Issue 02—Agent Onboarding: The Overlooked Fraud Risk

While agent banking has improved financial inclusion and accessibility across Africa, it has also introduced fraud risks.

Onboarding users, while it may seem like a secondary function of agents, is crucial to ensuring that digital financial services remain secure. When they are asked to perform KYC and confirm identities, disruptive fintech, and traditional retail banks place a lot of trust in agents.

The benefits of providing financial services through agents

Undoubtedly, financial agents are pivotal in the African financial ecosystem, reaching communities that traditional banking cannot. They have unquestionably improved financial accessibility.

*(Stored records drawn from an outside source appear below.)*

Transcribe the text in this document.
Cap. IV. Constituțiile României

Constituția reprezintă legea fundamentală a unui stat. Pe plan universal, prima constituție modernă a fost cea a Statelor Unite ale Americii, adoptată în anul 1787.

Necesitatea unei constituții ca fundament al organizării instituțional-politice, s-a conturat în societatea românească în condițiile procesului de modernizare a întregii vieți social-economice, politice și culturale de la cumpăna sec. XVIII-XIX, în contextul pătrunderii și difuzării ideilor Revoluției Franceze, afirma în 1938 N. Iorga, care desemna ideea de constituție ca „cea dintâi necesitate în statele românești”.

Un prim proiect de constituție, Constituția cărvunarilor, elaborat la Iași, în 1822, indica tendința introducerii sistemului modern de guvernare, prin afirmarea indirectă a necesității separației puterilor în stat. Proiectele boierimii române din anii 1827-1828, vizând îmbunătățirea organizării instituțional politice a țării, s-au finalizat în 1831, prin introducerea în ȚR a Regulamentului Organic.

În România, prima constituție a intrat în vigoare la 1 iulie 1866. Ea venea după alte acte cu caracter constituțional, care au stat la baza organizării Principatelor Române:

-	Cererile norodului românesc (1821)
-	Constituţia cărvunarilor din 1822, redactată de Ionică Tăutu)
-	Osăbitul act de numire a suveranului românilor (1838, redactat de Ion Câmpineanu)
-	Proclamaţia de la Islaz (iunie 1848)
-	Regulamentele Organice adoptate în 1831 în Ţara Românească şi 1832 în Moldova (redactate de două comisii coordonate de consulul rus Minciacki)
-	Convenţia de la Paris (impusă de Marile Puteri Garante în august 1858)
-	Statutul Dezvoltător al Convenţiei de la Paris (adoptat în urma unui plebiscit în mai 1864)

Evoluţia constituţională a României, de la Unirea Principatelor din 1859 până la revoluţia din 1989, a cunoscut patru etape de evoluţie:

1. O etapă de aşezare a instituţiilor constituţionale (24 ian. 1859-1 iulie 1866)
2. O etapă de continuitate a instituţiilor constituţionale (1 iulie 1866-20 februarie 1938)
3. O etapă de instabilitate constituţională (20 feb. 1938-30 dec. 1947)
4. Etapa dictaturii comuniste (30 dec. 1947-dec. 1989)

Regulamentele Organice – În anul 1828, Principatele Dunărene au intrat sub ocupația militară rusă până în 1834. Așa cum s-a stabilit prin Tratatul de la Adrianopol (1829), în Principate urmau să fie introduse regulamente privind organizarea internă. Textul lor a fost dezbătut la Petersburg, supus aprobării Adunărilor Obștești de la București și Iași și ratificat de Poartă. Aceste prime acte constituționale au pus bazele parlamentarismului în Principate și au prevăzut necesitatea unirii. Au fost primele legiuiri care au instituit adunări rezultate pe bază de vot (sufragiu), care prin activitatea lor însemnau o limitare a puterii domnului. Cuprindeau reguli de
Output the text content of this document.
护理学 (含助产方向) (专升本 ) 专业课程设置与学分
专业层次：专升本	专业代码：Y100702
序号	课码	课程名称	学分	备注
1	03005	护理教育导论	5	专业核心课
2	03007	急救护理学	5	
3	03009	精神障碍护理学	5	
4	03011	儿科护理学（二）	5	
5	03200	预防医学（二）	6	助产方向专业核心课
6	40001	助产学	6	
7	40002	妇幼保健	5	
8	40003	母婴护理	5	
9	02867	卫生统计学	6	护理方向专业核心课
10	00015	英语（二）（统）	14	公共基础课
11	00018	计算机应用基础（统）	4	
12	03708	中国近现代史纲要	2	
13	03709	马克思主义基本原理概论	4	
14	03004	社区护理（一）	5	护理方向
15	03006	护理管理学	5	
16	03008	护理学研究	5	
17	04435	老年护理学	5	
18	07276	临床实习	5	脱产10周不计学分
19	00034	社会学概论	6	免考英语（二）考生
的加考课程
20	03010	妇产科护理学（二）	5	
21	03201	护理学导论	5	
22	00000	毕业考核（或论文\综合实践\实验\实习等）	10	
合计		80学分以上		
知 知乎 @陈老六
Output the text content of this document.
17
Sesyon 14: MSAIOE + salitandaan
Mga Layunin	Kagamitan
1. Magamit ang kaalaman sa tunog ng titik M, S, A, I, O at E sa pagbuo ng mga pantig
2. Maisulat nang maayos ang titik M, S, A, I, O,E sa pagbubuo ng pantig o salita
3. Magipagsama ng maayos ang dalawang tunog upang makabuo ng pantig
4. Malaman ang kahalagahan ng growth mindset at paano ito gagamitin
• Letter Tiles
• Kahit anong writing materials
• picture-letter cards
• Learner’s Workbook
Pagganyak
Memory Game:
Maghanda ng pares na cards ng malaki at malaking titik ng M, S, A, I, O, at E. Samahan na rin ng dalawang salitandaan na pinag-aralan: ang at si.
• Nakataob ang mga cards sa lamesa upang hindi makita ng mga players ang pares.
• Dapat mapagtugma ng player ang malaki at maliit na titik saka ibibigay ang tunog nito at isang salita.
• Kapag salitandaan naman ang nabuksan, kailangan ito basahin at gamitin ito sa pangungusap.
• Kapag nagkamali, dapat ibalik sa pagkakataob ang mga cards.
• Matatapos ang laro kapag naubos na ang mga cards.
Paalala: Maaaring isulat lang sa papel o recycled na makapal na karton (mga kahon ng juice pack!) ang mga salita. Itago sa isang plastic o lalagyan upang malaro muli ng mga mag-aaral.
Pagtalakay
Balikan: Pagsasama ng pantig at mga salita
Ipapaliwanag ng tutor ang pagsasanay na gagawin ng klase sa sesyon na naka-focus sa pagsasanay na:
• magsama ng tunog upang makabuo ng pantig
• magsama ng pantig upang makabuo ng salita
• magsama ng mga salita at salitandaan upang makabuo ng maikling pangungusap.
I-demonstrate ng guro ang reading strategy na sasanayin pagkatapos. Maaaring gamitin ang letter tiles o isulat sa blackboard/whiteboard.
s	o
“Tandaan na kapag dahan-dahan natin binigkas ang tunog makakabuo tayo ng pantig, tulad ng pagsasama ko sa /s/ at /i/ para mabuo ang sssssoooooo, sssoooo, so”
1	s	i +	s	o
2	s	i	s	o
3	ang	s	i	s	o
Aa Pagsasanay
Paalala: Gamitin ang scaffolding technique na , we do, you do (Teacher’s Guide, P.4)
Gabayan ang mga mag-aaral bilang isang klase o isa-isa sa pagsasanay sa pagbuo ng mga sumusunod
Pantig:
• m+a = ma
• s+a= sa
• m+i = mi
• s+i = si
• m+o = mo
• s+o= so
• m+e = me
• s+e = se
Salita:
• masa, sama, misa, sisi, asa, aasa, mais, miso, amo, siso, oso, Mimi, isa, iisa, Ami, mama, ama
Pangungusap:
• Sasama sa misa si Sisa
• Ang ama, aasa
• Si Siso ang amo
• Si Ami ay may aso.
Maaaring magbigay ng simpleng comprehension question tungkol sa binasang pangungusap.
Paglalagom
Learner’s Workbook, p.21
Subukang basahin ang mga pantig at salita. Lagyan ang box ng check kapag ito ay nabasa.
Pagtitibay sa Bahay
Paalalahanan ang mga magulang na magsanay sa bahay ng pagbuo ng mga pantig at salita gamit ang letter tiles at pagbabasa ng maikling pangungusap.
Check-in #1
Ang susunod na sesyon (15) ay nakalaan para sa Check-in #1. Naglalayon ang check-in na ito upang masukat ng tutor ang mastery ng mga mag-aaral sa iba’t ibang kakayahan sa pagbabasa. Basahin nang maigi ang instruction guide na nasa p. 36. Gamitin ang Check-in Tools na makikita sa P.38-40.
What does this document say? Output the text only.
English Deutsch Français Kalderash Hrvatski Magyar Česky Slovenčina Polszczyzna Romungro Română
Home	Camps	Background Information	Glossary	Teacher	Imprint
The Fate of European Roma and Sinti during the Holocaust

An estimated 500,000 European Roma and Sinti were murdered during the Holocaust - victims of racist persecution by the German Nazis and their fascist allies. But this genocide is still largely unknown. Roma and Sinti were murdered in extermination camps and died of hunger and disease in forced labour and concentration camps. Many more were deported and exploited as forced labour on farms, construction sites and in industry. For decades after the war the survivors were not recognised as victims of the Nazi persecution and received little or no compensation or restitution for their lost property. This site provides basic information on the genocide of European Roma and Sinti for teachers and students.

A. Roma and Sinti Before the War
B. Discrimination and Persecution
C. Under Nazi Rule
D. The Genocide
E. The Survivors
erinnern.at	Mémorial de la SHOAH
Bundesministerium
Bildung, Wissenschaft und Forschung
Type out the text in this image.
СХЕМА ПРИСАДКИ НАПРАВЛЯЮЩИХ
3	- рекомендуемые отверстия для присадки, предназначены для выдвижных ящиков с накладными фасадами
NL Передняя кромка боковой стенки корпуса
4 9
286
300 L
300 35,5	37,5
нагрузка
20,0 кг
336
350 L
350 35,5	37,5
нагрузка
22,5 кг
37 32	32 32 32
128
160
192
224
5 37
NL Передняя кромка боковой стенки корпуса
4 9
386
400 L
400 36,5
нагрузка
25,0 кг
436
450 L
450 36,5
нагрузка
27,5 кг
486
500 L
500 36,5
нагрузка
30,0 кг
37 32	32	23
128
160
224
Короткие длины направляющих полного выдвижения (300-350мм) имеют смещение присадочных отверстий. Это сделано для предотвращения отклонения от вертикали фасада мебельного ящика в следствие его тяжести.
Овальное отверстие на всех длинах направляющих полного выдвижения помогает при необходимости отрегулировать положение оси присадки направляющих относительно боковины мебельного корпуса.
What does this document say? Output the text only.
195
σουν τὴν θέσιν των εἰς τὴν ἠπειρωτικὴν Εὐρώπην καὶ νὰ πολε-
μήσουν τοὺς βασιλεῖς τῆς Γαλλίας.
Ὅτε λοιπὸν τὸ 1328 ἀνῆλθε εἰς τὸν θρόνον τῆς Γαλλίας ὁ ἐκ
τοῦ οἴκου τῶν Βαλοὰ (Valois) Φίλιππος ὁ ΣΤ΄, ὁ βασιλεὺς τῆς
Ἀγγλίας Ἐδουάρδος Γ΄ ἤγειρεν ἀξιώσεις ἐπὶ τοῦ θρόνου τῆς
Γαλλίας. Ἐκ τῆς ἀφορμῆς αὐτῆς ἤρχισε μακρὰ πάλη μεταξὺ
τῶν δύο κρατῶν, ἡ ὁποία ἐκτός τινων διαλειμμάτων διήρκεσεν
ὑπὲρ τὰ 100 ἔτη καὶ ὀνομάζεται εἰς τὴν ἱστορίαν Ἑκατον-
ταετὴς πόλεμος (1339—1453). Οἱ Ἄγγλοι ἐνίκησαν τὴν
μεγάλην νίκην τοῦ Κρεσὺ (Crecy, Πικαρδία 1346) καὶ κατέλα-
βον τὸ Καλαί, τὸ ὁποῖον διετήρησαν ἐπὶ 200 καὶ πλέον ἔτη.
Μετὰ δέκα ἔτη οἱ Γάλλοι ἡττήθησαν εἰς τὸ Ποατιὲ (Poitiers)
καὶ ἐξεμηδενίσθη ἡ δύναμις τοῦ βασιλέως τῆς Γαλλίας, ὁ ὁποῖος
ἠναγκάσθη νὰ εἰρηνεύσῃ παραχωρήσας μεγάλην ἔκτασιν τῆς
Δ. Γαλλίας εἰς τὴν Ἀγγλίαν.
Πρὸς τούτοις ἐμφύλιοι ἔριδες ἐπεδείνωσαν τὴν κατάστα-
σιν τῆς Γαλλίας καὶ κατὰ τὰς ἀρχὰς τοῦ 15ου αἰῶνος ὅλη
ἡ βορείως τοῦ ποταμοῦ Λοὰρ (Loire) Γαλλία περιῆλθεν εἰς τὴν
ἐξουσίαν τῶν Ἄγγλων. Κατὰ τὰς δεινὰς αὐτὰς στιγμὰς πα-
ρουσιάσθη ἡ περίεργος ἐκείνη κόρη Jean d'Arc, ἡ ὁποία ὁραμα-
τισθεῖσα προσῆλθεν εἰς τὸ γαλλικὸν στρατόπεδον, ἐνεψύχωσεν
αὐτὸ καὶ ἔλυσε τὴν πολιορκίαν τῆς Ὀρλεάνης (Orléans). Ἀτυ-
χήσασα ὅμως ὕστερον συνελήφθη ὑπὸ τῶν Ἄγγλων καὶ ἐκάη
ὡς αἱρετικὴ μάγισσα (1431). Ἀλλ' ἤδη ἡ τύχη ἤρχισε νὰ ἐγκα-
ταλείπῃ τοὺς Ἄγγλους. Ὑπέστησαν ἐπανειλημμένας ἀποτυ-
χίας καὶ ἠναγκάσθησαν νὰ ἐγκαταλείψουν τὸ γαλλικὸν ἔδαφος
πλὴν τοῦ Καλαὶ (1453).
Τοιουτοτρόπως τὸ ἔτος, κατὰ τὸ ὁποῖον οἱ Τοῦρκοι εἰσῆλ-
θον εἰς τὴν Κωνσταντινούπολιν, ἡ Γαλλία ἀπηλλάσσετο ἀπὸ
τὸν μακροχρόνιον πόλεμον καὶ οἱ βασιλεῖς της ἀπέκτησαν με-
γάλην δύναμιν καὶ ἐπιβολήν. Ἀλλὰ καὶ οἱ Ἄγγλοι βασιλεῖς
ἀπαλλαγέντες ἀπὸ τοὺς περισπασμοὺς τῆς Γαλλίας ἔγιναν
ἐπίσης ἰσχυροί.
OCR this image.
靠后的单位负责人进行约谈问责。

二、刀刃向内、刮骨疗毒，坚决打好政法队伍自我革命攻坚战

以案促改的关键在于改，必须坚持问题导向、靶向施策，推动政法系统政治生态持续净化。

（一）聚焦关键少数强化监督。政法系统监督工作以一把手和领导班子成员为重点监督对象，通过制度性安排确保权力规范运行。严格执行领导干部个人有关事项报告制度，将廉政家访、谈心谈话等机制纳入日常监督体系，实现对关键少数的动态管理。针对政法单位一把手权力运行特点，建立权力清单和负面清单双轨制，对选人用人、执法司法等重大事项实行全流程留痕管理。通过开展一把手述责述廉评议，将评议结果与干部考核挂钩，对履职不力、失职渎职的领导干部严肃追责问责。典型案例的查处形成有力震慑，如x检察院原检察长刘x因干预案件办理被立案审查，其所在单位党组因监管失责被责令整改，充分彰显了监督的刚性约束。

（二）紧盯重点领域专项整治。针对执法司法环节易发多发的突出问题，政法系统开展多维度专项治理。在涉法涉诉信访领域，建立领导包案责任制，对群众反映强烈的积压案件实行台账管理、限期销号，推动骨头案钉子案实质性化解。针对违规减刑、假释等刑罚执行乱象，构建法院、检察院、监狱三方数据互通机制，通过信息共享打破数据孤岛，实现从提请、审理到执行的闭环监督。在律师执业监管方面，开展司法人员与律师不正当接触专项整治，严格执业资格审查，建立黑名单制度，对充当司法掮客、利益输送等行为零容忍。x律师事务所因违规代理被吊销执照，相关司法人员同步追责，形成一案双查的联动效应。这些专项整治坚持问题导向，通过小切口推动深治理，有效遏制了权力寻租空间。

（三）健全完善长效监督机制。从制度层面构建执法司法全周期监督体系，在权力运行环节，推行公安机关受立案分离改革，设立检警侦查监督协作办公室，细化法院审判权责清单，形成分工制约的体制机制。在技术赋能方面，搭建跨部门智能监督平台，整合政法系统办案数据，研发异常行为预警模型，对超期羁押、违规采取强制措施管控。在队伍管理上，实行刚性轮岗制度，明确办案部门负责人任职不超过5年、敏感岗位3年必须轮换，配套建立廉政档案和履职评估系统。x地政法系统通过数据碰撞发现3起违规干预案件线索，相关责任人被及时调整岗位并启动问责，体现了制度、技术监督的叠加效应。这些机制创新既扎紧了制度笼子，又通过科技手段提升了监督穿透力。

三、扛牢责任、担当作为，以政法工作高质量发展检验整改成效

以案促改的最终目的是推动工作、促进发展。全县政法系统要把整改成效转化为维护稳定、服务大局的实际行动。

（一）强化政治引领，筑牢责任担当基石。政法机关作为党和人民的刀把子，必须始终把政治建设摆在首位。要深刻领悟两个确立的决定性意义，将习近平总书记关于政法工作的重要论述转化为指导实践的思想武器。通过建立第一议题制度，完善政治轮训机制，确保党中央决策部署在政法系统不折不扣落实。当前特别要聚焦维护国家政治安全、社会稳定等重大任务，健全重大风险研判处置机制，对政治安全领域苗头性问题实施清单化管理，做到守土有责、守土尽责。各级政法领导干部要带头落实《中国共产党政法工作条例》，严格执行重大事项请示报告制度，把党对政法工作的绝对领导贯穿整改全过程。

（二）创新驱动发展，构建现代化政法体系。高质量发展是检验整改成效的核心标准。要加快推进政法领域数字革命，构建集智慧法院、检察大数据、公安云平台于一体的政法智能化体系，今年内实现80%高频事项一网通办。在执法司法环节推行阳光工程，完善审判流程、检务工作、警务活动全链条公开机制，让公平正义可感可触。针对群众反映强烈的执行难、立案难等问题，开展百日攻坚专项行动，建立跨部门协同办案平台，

A comprehensive study by researchers from MIT, focusing on M-Pesa’s pioneering mobile money service, analysed how the rise in service agents impacted households across Kenya. They found that increased agent density (more agents available within a 1-kilometre radius) led to a significant rise in per capita consumption. For instance, households experiencing an average increase in agent density saw a 6% increase in per capita consumption, lifting many above poverty levels.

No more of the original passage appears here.